Antonio Carlos
Egypto
MÃE SÓ HÁ UMA.
Brasil, 2015. Direção e roteiro:
Anna Muylaert. Com Naomi Nero, Matheus
Nachtergaele, Dani Nefussi, Daniel Botelho, Laís Dias, Luciana Paes, Helena
Albergaria. 82 min.
Após o êxito do filme “Que Horas Ela Volta?”, em
2015, Anna Muylaert nos apresenta um novo e bem estruturado trabalho. E que, mais uma vez, mergulha no universo
familiar e o conecta com o contexto social.
O ponto de partida que serviu de livre inspiração
para o filme “Mãe Só Há Uma”, é uma história muito conhecida e divulgada: o
caso real do menino Pedrinho, amplamente noticiado e que emocionou o público,
em 2002. Para quem não se lembra, ele
havia sido roubado na maternidade, em Brasília, foi educado e amado pela mulher
que praticou o sequestro. Vivia com ela,
o marido e uma outra filha, que também se soube ter sido igualmente
roubada. No entanto, a família biológica
de Pedrinho continuou à sua procura e acabou encontrando-o, já adolescente, dezesseis
anos depois. Foi uma mudança brusca de
vida para todos os envolvidos, porém, tudo aparentemente acabou se
encaixando. A mulher que cometeu o crime
foi condenada e presa.
Contar essa história já seria bastante emocionante
para um filme. E seria sempre possível
acrescentar ingredientes, questionamentos, incertezas. Ou apelar para o sentimentalismo, com vistas
a levar as plateias ao choro. O filme de Anna Muylaert avança muito mais. Cria uma ficção que une esse fato gerador à
questão da identidade, da aceitação e do convívio com a diversidade, envolvendo
os preconceitos que perpassam pelo tecido social, em momento de extrema
fragilidade afetiva para os personagens centrais da trama.
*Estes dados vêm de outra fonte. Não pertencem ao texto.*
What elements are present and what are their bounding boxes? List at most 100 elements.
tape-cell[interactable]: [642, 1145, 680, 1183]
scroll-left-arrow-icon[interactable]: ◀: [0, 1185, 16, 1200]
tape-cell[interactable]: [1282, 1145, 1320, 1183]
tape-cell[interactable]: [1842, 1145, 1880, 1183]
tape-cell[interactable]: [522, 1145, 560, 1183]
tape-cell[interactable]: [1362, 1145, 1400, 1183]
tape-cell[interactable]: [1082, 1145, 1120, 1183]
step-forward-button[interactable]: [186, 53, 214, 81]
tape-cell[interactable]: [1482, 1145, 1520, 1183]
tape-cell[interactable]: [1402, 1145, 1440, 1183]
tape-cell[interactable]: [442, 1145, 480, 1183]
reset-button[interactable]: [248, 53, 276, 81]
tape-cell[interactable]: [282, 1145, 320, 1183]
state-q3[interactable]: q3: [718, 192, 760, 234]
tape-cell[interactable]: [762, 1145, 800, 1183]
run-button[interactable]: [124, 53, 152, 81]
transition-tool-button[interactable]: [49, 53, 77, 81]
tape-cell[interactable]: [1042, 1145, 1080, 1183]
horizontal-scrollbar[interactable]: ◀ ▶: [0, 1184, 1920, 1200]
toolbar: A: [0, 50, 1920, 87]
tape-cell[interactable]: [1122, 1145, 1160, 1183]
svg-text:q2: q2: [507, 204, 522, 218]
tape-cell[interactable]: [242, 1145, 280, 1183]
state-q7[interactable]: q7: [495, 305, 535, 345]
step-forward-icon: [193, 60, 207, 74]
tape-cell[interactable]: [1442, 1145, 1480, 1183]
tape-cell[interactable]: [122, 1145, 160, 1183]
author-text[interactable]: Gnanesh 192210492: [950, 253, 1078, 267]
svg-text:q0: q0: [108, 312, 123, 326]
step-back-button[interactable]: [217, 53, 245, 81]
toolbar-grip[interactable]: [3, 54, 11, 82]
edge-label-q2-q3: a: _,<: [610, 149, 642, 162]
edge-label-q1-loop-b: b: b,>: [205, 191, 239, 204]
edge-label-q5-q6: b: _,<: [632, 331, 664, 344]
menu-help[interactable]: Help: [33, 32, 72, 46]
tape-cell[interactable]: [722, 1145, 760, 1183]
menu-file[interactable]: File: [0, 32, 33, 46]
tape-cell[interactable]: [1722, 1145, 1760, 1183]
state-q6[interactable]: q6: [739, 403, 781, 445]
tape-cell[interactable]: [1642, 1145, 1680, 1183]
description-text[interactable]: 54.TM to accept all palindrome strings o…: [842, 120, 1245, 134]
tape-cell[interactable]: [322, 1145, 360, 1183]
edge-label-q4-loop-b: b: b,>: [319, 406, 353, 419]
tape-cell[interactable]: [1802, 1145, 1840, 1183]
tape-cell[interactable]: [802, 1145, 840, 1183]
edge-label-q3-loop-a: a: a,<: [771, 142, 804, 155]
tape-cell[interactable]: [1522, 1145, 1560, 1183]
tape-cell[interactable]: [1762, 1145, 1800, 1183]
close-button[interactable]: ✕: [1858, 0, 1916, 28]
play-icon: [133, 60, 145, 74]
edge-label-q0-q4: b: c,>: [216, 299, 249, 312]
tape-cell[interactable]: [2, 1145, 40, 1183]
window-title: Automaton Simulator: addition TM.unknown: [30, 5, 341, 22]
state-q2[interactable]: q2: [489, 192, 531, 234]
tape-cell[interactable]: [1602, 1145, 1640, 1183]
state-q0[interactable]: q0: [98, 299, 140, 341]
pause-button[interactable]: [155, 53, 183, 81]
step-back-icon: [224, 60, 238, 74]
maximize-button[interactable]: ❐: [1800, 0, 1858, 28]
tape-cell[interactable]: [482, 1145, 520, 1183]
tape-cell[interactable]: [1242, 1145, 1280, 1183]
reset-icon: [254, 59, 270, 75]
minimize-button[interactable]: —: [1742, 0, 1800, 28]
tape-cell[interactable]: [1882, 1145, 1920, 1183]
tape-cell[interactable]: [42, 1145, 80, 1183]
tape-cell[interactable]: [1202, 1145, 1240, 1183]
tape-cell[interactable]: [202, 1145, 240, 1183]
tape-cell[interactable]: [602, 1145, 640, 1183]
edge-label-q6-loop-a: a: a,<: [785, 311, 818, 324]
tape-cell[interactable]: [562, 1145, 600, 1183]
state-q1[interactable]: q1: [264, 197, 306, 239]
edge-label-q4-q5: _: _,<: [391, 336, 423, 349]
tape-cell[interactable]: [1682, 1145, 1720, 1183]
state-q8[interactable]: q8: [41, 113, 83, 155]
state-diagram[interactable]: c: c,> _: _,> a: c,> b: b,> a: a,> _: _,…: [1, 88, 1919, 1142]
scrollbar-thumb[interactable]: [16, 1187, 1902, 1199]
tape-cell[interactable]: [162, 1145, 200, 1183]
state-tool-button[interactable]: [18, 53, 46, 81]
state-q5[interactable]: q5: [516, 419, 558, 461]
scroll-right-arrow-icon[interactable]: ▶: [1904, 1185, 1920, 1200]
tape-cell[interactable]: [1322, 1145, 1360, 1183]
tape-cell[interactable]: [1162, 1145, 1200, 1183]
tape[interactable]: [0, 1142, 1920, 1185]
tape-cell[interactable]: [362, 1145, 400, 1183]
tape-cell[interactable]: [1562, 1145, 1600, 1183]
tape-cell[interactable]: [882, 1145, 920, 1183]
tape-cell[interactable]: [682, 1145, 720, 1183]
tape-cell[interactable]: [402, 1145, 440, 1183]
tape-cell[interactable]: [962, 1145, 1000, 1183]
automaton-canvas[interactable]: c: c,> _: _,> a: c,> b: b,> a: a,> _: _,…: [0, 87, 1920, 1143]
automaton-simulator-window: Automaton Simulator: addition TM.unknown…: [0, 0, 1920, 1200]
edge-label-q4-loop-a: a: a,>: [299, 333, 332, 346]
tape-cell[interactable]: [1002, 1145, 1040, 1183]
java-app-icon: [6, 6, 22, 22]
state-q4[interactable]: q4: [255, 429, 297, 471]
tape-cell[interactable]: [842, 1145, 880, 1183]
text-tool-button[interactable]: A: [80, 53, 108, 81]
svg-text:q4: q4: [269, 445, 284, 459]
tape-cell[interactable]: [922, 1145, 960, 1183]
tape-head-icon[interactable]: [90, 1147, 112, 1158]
Reencontrar e redescobrir um filho perdido só aos 17
anos de idade, após a busca de uma vida, por meio de um exame de DNA,
decorrente de uma denúncia anônima, já tem uma dimensão fantástica e
desafiadora. Um jovem em pleno processo de afirmação de características de
personalidade, desejos e buscas, mudar de nome, de família, de casa e de escola
é algo tão mobilizador quanto assustador.
Que pode produzir muito sofrimento e respostas surpreendentes. Assim como poderia significar uma descoberta
gratificante, quem sabe até uma aventura empolgante da juventude. As possibilidades são imensas. E imprevisíveis.
O roteiro que Anna Muylaert elaborou para “Mãe Só Há
Uma” exacerbou o conflito da situação, trazendo elementos inesperados, como a
perspectiva de gênero que o garoto resolve radicalizar justamente quando seu
mundo vira de cabeça para baixo. Para os
pais que esperaram por tantos anos pelo filho tão desejado e buscado, como será
conviver com um adolescente que eles desconhecem e que gosta de usar vestidos e
pintar unhas, por exemplo?
A forma como essas questões se articulam na trama do
filme é muito inteligente e mexe com os espectadores. O final é precioso: o afeto e a aceitação
podem vir de onde menos se espera.
O papel complicado desse personagem adolescente às
voltas com seus conflitos internos e sua relação com duas histórias, duas
famílias, o preconceito e a rejeição social, coube ao jovem ator Naomi
Nero. Ele se entrega ao personagem e
convence.
Dani Nefussi vive muito bem o papel duplo das mães
Glória e Aracy, enquanto Matheus Nachtergaele interpreta o pai, com elementos
de machismo, de preconceito e de opressão, ao mesmo tempo que de insegurança,
de impotência e até de subserviência.
Ele é um ator que consegue transitar por universos de personagens e
situações muito diversos, sempre com grande habilidade.
Não só esses protagonistas, como todo o elenco,
estão muito bem, valorizando em cada personagem essa narrativa tão propícia à
reflexão, em um exemplo de grande qualidade do cinema brasileiro atual.